Con La guerra de las galaxias (1977), George Lucas había lanzado la primera película de space opera creíble. Gracias a los avances tecnológicos, se superaron los risibles intentos del pasado (¿recuerdan Flash Gordon y esfuerzos similares?) y la space opera triunfó en la gran pantalla. Lucas se inspiró en todo, desde Buck Rogers en adelante, y combinó los muchos cabos sueltos en una aventura espacial razonablemente buena en la que se destacaron algunas de las mejores cualidades del género. Y todo terminó como una antigua tragedia griega con un giro edípico.
Leigh Brackett conocía bien las reglas cuando se le asignaba un trabajo en la industria del cine y la televisión. «Si quieres hacer algo por tu cuenta, bien», me dijo. «Escribe un libro o intenta vender una de tus propias ideas e historias y pilotos, pero en la industria, cuando recibes un encargo y trabajas para otras personas, tienes que ajustarte y reescribir y/o ser reescrito una y otra vez. Y sabes que cuando llega el momento de pegar, no hay garantía de que la película o la obra de televisión se produzca».

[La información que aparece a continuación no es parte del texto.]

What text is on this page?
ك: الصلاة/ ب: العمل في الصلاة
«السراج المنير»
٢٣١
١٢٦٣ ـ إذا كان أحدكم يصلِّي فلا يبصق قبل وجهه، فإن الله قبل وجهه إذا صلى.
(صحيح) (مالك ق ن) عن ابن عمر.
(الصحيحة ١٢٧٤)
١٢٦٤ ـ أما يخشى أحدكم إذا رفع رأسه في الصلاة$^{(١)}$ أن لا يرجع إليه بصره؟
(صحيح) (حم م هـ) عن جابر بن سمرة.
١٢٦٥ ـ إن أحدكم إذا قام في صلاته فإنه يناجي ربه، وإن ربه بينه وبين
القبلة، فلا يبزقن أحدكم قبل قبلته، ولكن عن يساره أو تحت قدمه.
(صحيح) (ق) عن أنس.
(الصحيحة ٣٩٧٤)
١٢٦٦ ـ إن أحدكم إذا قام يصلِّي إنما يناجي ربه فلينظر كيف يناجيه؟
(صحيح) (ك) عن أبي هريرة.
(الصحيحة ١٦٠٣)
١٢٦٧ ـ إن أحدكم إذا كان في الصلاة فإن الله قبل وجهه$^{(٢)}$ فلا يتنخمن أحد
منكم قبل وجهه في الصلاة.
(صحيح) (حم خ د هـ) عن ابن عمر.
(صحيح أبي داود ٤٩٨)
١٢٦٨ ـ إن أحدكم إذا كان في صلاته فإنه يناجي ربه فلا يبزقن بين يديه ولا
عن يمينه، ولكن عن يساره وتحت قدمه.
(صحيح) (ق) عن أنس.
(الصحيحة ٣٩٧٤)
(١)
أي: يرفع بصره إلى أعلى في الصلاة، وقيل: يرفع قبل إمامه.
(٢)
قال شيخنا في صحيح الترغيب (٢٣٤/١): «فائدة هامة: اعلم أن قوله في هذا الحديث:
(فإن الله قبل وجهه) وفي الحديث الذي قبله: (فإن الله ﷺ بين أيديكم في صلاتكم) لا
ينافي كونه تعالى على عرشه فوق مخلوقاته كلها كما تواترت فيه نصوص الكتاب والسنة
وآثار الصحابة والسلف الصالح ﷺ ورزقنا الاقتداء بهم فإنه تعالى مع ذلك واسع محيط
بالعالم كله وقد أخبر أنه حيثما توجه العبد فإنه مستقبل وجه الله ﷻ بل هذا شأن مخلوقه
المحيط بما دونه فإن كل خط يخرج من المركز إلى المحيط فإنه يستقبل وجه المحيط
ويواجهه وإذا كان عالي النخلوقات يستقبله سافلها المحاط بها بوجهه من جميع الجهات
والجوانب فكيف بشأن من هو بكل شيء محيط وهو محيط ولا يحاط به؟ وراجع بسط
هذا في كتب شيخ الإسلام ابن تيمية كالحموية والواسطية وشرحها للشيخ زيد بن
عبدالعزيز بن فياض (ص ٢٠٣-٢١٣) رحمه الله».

En 1977, escribió el primer borrador de La guerra de las galaxias: El imperio contraataca, lo entregó a los estudios 20th Century Fox y… ¡murió! La víspera de su muerte, en 1978, llamó a Ray Bradbury y le contó entre risas que su médico «le había inyectado una enorme sobredosis de analgésicos para que muriera alegremente».
A título póstumo, fue premiada con un Hugo por su guión de La guerra de las galaxias. Como dice Jerry Weist: «El Maestro Jedi Yoda es puro Brackett». Bueno, Lawrence Kasdan también tenía un dedo en el pastel de George Lucas. En cualquier caso, no es exagerado afirmar que de las seis películas de La Guerra de las Galaxias: El Imperio Contraataca es, con diferencia, la mejor. ¿Quién sabe? ¿Quizás podamos atribuirlo a Leigh Brackett?
Estoy bastante seguro de que el sentimiento que expresa el señor Darcy cuando, en un primer intento, le propone matrimonio a la señorita Elizabeth Bennet en Orgullo y prejuicio de Jane Austen, es el mismo que compartimos algunos de los lectores cuando se trata de las mejores historias de Leigh Brackett:
¡Las admiramos y amamos ardientemente!